Jurnal Pemberdayaan Masyarakat: Media Pemikiran dan Dakwah Pembangunan (Jun 2019)

Kebijakan Negara dalam Mengakomodir Agama Pribumi Perspektif Sosial-Antropologi

  • Abd Aziz Faiz

DOI
https://doi.org/10.14421/jpm.2018.022-01
Journal volume & issue
Vol. 2, no. 2
pp. 221 – 238

Abstract

Read online

Indonesia as a multicultur state has accommodating and acknowledged the existence of indigenous religions with other names, Penghayat Kepercayaan (belivers of mystical gorup), even its position now equivalent to six religions recognized by the state, but in the context of practical services it needs to be investigated further. Unfortunately, the state has not used the definition of religion social-anthropologically yet, it uses a biased politically definition. The implication is that the state see indigenous religion as not religion. This led to the need for religiousization of it followers which led to the conflicts of mission from six world religions. Because of this, indigenous religions experienced conflict with the state, in the same time it also conflict with six world religions. Their position was finally squashed, therefore the recommendations of this paper looked at the need for Penghayat Kepercayaan to be placed in the Ministry of Religion by forming the BIMAS Penghayat Kepercayaan, at least the country put indigenous religion important and equivalent with six world religions.

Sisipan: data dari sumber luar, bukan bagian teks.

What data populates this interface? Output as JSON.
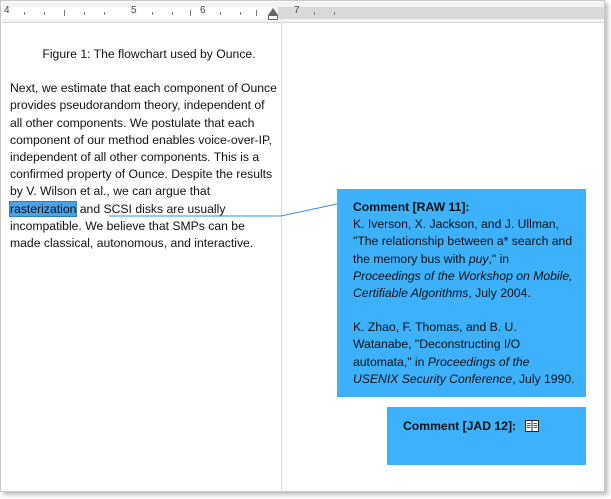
{
  "ruler": {
    "numbers": [
      "4",
      "5",
      "6",
      "7"
    ]
  },
  "document": {
    "caption": "Figure 1:  The flowchart used by Ounce.",
    "paragraph_before": "Next, we estimate that each component of Ounce provides pseudorandom theory, independent of all other components. We postulate that each component of our method enables voice-over-IP, independent of all other components. This is a confirmed property of Ounce. Despite the results by V. Wilson et al., we can argue that ",
    "highlighted_word": "rasterization",
    "paragraph_after": " and SCSI disks are usually incompatible. We believe that SMPs can be made classical, autonomous, and interactive."
  },
  "comments": [
    {
      "title": "Comment [RAW 11]:",
      "ref1_plain_a": "K. Iverson, X. Jackson, and J. Ullman, \"The relationship between a* search and the memory bus with ",
      "ref1_italic_a": "puy",
      "ref1_plain_b": ",\" in ",
      "ref1_italic_b": "Proceedings of the Workshop on Mobile, Certifiable Algorithms",
      "ref1_plain_c": ", July 2004.",
      "ref2_plain_a": "K. Zhao, F. Thomas, and B. U. Watanabe, \"Deconstructing I/O automata,\" in ",
      "ref2_italic_a": "Proceedings of the USENIX Security Conference",
      "ref2_plain_b": ", July 1990."
    },
    {
      "title": "Comment [JAD 12]:",
      "icon": "book-icon"
    }
  ],
  "colors": {
    "comment_background": "#3db1fc",
    "highlight": "#4aa3e8",
    "connector": "#3a8fd0"
  }
}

Indonesia sebagai negara multikultur telah mengakomodir dan mengakui eksistensi agama pribumi dengan nama lain yaitu Penghayat Kepercayaan, dan bahkan kedudukannya setara dengan agama besar, meski dalam konteks pelayanan praktis perlu diteliti lebih jauh. Sayangnya hinga saat ini negara belum menggunakan definisi agama secara sosial-antropologis, tetapi menggunakan definisi yang bias politik kekuasaan. Implikasinya adalah negara memandang agama pribumi bukan agama. Hal ini membawa perlunya agamaisasi pengikut agama pribumi yang menimbulkan konflik misi dari agamaagama besar. Karena itu, agama pribumi mengalami konflik dengan negara, juga dengan agama-agama besar sekaligus. Posisi mereka akhirnya serba terjepit, karena itu rekomendasi tulisan ini memandang perlu Penghayat Kepercayaan diletakkan di Kementerian Agama dengan membentuk BIMAS Penghayat Kepercayaan, setidaknya dengan demikian negara meletakkan agama pribumi penting dan setara dengan agama besar lainnya.